そしていよいよ審査に入りましょう、という段階で、うちから「辞めます」と言ったんです。

え!!御社からIPOを辞めると言われたんですか!?

そうなんです。2010年当時、日経平均株価も低く、そこまでのバリュエーションがつかないという社会状況で、希望する金額の資金調達も叶わないかもしれない。そのような中であえて無理をして上場する必要はないのではないかと。

当時は主力事業が1本だけだったのもあり、もう1本しっかりとした事業の柱ができるタイミングまでは無期限延期にする、となったんです。

 IPOの無期限延期ですか…!なかなかできる決断ではないですよね。どのように決められたのですか。

Speeeでは誰か1人の声で決めるということは基本的にはなくて、上場に限らず必要なディスカッションはきちんとやる、という文化がもともと会社としてあるんですね。本質論で議論するというのを、これまでも色々な場面でしてきていて…。当時も会社のすごく重要な局面として、みんなでフラットに議論したことによって、本質に立ち返った意思決定ができたのだと思います。

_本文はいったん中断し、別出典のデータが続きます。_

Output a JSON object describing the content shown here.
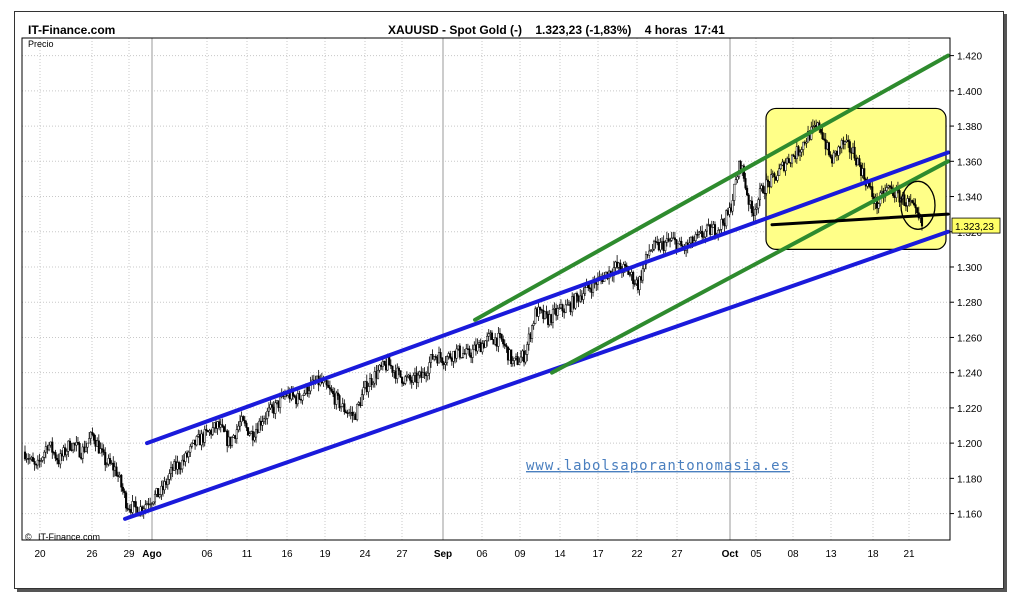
{
  "header": {
    "brand": "IT-Finance.com",
    "title": "XAUUSD - Spot Gold (-)    1.323,23 (-1,83%)    4 horas  17:41"
  },
  "chart_data": {
    "type": "candlestick",
    "title": "XAUUSD - Spot Gold (-)",
    "ylabel": "Precio",
    "ylim": [
      1.145,
      1.43
    ],
    "last_price": 1.32323,
    "last_price_label": "1.323,23",
    "y_ticks": [
      {
        "v": 1.16,
        "label": "1.160"
      },
      {
        "v": 1.18,
        "label": "1.180"
      },
      {
        "v": 1.2,
        "label": "1.200"
      },
      {
        "v": 1.22,
        "label": "1.220"
      },
      {
        "v": 1.24,
        "label": "1.240"
      },
      {
        "v": 1.26,
        "label": "1.260"
      },
      {
        "v": 1.28,
        "label": "1.280"
      },
      {
        "v": 1.3,
        "label": "1.300"
      },
      {
        "v": 1.32,
        "label": "1.320"
      },
      {
        "v": 1.34,
        "label": "1.340"
      },
      {
        "v": 1.36,
        "label": "1.360"
      },
      {
        "v": 1.38,
        "label": "1.380"
      },
      {
        "v": 1.4,
        "label": "1.400"
      },
      {
        "v": 1.42,
        "label": "1.420"
      }
    ],
    "x_ticks": [
      {
        "label": "20",
        "bold": false
      },
      {
        "label": "26",
        "bold": false
      },
      {
        "label": "29",
        "bold": false
      },
      {
        "label": "Ago",
        "bold": true
      },
      {
        "label": "06",
        "bold": false
      },
      {
        "label": "11",
        "bold": false
      },
      {
        "label": "16",
        "bold": false
      },
      {
        "label": "19",
        "bold": false
      },
      {
        "label": "24",
        "bold": false
      },
      {
        "label": "27",
        "bold": false
      },
      {
        "label": "Sep",
        "bold": true
      },
      {
        "label": "06",
        "bold": false
      },
      {
        "label": "09",
        "bold": false
      },
      {
        "label": "14",
        "bold": false
      },
      {
        "label": "17",
        "bold": false
      },
      {
        "label": "22",
        "bold": false
      },
      {
        "label": "27",
        "bold": false
      },
      {
        "label": "Oct",
        "bold": true
      },
      {
        "label": "05",
        "bold": false
      },
      {
        "label": "08",
        "bold": false
      },
      {
        "label": "13",
        "bold": false
      },
      {
        "label": "18",
        "bold": false
      },
      {
        "label": "21",
        "bold": false
      }
    ],
    "price_path": [
      1.195,
      1.185,
      1.2,
      1.19,
      1.2,
      1.195,
      1.205,
      1.19,
      1.185,
      1.165,
      1.162,
      1.168,
      1.172,
      1.185,
      1.19,
      1.2,
      1.205,
      1.21,
      1.2,
      1.212,
      1.205,
      1.215,
      1.22,
      1.228,
      1.225,
      1.232,
      1.235,
      1.228,
      1.22,
      1.215,
      1.232,
      1.24,
      1.245,
      1.238,
      1.235,
      1.238,
      1.25,
      1.248,
      1.252,
      1.25,
      1.255,
      1.26,
      1.258,
      1.245,
      1.25,
      1.275,
      1.27,
      1.275,
      1.278,
      1.285,
      1.29,
      1.295,
      1.3,
      1.298,
      1.29,
      1.31,
      1.312,
      1.315,
      1.31,
      1.315,
      1.32,
      1.322,
      1.33,
      1.36,
      1.33,
      1.345,
      1.35,
      1.36,
      1.365,
      1.375,
      1.38,
      1.36,
      1.37,
      1.365,
      1.35,
      1.335,
      1.345,
      1.34,
      1.335,
      1.3232
    ],
    "trendlines": [
      {
        "name": "upper-blue",
        "color": "#1a1adb",
        "from": [
          "29",
          1.2
        ],
        "to": [
          "end",
          1.365
        ]
      },
      {
        "name": "lower-blue",
        "color": "#1a1adb",
        "from": [
          "29",
          1.157
        ],
        "to": [
          "end",
          1.32
        ]
      },
      {
        "name": "upper-green",
        "color": "#2e8b2e",
        "from": [
          "06 Sep",
          1.27
        ],
        "to": [
          "end",
          1.42
        ]
      },
      {
        "name": "lower-green",
        "color": "#2e8b2e",
        "from": [
          "14 Sep",
          1.24
        ],
        "to": [
          "end",
          1.36
        ]
      },
      {
        "name": "support-black",
        "color": "#000000",
        "from": [
          "05 Oct",
          1.324
        ],
        "to": [
          "end",
          1.33
        ]
      }
    ],
    "annotations": [
      {
        "name": "highlight-box",
        "color": "#ffff88"
      },
      {
        "name": "ellipse",
        "color": "#000000"
      }
    ],
    "watermark": "www.labolsaporantonomasia.es",
    "credit": "IT-Finance.com",
    "colors": {
      "up": "#000000",
      "down": "#000000",
      "grid": "#c8c8c8",
      "highlight": "#ffff88",
      "price_tag": "#ffff66"
    }
  }
}
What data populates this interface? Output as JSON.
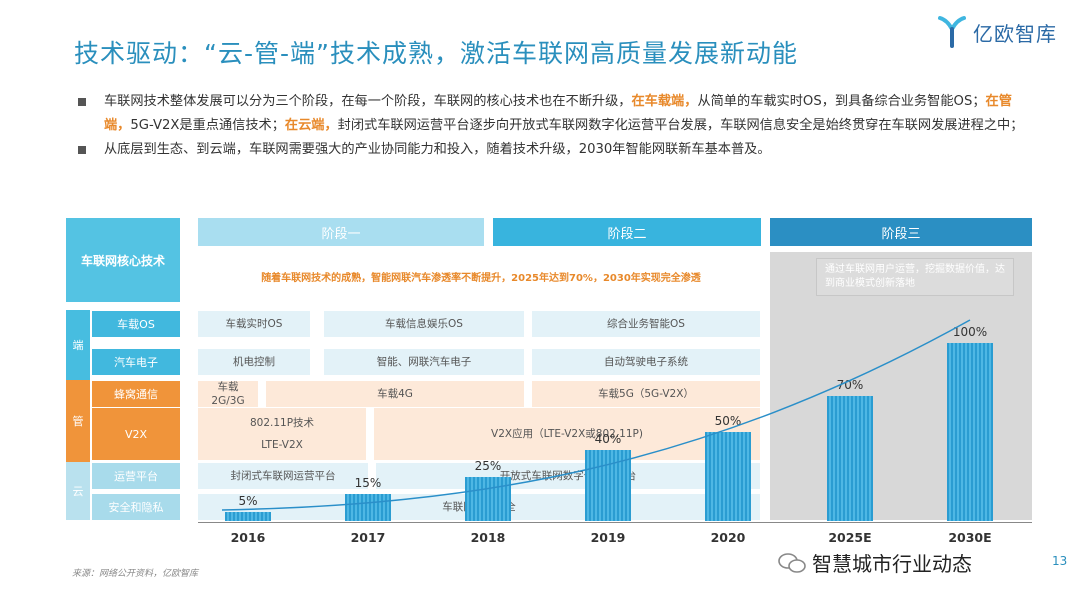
{
  "title": "技术驱动：“云-管-端”技术成熟，激活车联网高质量发展新动能",
  "logo": {
    "text": "亿欧智库"
  },
  "bullets": [
    {
      "segments": [
        {
          "text": "车联网技术整体发展可以分为三个阶段，在每一个阶段，车联网的核心技术也在不断升级，",
          "hl": false
        },
        {
          "text": "在车载端，",
          "hl": true
        },
        {
          "text": "从简单的车载实时OS，到具备综合业务智能OS；",
          "hl": false
        },
        {
          "text": "在管端，",
          "hl": true
        },
        {
          "text": "5G-V2X是重点通信技术；",
          "hl": false
        },
        {
          "text": "在云端，",
          "hl": true
        },
        {
          "text": "封闭式车联网运营平台逐步向开放式车联网数字化运营平台发展，车联网信息安全是始终贯穿在车联网发展进程之中；",
          "hl": false
        }
      ]
    },
    {
      "segments": [
        {
          "text": "从底层到生态、到云端，车联网需要强大的产业协同能力和投入，随着技术升级，2030年智能网联新车基本普及。",
          "hl": false
        }
      ]
    }
  ],
  "core_label": "车联网核心技术",
  "stages": [
    "阶段一",
    "阶段二",
    "阶段三"
  ],
  "adoption_text": "随着车联网技术的成熟，智能网联汽车渗透率不断提升，2025年达到70%，2030年实现完全渗透",
  "note": "通过车联网用户运营，挖掘数据价值，达到商业模式创新落地",
  "layers": {
    "end": "端",
    "pipe": "管",
    "cloud": "云"
  },
  "tech": [
    "车载OS",
    "汽车电子",
    "蜂窝通信",
    "V2X",
    "运营平台",
    "安全和隐私"
  ],
  "cells": {
    "os1": "车载实时OS",
    "os2": "车载信息娱乐OS",
    "os3": "综合业务智能OS",
    "el1": "机电控制",
    "el2": "智能、网联汽车电子",
    "el3": "自动驾驶电子系统",
    "cell1a": "车载",
    "cell1b": "2G/3G",
    "cell2": "车载4G",
    "cell3": "车载5G（5G-V2X）",
    "v2x1a": "802.11P技术",
    "v2x1b": "LTE-V2X",
    "v2x2": "V2X应用（LTE-V2X或802.11P)",
    "plat1": "封闭式车联网运营平台",
    "plat2": "开放式车联网数字化运营平台",
    "sec": "车联网信息安全"
  },
  "chart_data": {
    "type": "bar",
    "categories": [
      "2016",
      "2017",
      "2018",
      "2019",
      "2020",
      "2025E",
      "2030E"
    ],
    "values": [
      5,
      15,
      25,
      40,
      50,
      70,
      100
    ],
    "value_labels": [
      "5%",
      "15%",
      "25%",
      "40%",
      "50%",
      "70%",
      "100%"
    ],
    "ylim": [
      0,
      100
    ],
    "trend_line": true
  },
  "source": "来源：网络公开资料，亿欧智库",
  "watermark": "智慧城市行业动态",
  "page": "13"
}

なるほど。そのディスカッション文化が御社の礎というか、今の強みにも繋がっていらっしゃるんですね。

そう思います。あと、VCからの調達をしていなかったのも大きかったですね。外部の声でどうこうしないといけないということがなかったので、経営の自由度が高く、しっかりと自分たちで決めることができました。